Hypodontia is a condition in which children fail to develop all their permanent teeth. The risk that children will develop this condition may be increased by mothers’ smoking during pregnancy, according to a new study from the University of Otago.
For this study, researchers looked at 83 children with hypodontia and 253 children without hypodontia. They talked to their mothers, asking them to report active and passive smoking, alcohol drinking, and caffeine consumption during pregnancy. They also collected demographic data, such as mother’s age when the child was born, the child’s sex, term of delivery, and socio-economic status.
After correcting for demographic factors, researchers looked at alcohol, caffeine, and tobacco use during pregnancy to see if any of them had an impact on the risk of hypodontia. Neither alcohol nor caffeine had a relationship, but tobacco smoking seemed to have a direct relationship. The more cigarettes a mother smoked, the higher the risk of hypodontia.
Not the Only Anomaly Related to Smoking
Researchers admit that more research is needed to show that this orofacial anomaly is related to smoking, but the study joins evidence that smoking can increase risk of dentofacial defects, such as cleft lip and cleft palate. They say it is plausible that smoking causes damage to neural crest cells in developing embryos.
This research further emphasizes the need for women to seek help to quit smoking during pregnancy. It can help not only their children’s oral health, but their own. Smoking increases a person’s risk for tooth loss by a factor of three or more. And if a person tries to replace their lost teeth with dental implants, smoking can increase the risk of implant failure.
The good news is that hypodontia can be treated. There are many potential treatment options.
Sometimes, orthodontics is used to maneuver teeth into the spaces left by missing teeth. This used to be the best option because it maintained the integrity of the natural teeth and gave a replacement tooth that could last for life. The disadvantage is that the moved teeth look out of place because they don’t have the right shape (such as canines instead of incisors).The moved tooth can also be reshaped with a veneer or crown to the get a more attractive appearance.

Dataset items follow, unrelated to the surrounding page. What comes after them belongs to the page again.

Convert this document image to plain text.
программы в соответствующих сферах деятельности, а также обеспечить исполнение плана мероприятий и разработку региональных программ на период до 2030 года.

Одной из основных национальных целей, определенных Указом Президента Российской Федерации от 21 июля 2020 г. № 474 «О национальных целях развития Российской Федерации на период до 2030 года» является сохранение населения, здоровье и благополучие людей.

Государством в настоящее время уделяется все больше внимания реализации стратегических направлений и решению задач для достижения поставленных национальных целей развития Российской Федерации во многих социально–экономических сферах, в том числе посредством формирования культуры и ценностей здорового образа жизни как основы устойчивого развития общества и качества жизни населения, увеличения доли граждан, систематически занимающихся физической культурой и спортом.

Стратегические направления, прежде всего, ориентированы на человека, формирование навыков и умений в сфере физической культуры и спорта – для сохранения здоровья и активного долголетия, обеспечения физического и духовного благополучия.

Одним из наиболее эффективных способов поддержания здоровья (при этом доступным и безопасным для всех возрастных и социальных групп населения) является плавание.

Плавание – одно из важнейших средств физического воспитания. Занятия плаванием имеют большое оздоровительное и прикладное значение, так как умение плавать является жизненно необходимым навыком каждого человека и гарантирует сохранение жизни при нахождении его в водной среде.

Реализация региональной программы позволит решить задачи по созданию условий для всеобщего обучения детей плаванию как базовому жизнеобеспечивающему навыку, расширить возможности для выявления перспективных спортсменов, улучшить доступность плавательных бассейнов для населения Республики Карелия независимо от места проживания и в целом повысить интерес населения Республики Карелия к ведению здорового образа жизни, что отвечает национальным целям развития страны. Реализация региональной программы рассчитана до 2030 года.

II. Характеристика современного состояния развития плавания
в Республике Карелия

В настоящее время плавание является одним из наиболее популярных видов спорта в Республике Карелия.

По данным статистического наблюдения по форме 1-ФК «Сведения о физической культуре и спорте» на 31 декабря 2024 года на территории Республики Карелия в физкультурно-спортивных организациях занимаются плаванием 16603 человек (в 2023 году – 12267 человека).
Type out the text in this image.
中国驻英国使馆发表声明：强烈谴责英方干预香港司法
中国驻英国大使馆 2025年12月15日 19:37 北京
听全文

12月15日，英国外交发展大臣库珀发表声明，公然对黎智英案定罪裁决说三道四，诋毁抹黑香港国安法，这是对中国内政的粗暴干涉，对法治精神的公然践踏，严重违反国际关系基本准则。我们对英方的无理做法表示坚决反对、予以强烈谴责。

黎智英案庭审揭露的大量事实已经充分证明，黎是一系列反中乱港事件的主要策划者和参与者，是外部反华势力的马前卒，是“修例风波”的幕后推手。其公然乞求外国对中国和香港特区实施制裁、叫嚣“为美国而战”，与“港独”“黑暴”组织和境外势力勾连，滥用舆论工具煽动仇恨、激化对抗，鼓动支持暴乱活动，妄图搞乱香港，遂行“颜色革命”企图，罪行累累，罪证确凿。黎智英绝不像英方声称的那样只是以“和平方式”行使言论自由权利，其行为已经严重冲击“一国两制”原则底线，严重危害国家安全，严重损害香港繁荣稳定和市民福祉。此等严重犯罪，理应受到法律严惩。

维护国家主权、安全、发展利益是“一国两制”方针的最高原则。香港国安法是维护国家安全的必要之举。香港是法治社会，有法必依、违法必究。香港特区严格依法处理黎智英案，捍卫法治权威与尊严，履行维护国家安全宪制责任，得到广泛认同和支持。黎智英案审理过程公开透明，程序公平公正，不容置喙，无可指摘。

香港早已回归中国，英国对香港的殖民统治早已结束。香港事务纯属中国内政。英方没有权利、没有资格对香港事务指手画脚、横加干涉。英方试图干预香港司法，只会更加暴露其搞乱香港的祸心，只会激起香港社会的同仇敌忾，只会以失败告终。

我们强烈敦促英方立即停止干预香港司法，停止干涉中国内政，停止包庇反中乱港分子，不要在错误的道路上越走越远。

Sometimes a dental bridge can be used to replace the missing tooth. This is a durable, functional treatment option, but it does require healthy teeth be modified to support dental crowns. This increases the risk that those teeth might be lost, especially when the treatment is done at a young age.
Nowadays, dental implants are our best option for treating hypodontia. A dental implant is an artificial tooth root that supports an attractive dental crown. The result is a long-lasting, possibly permanent tooth replacement that looks and functions just like a natural tooth.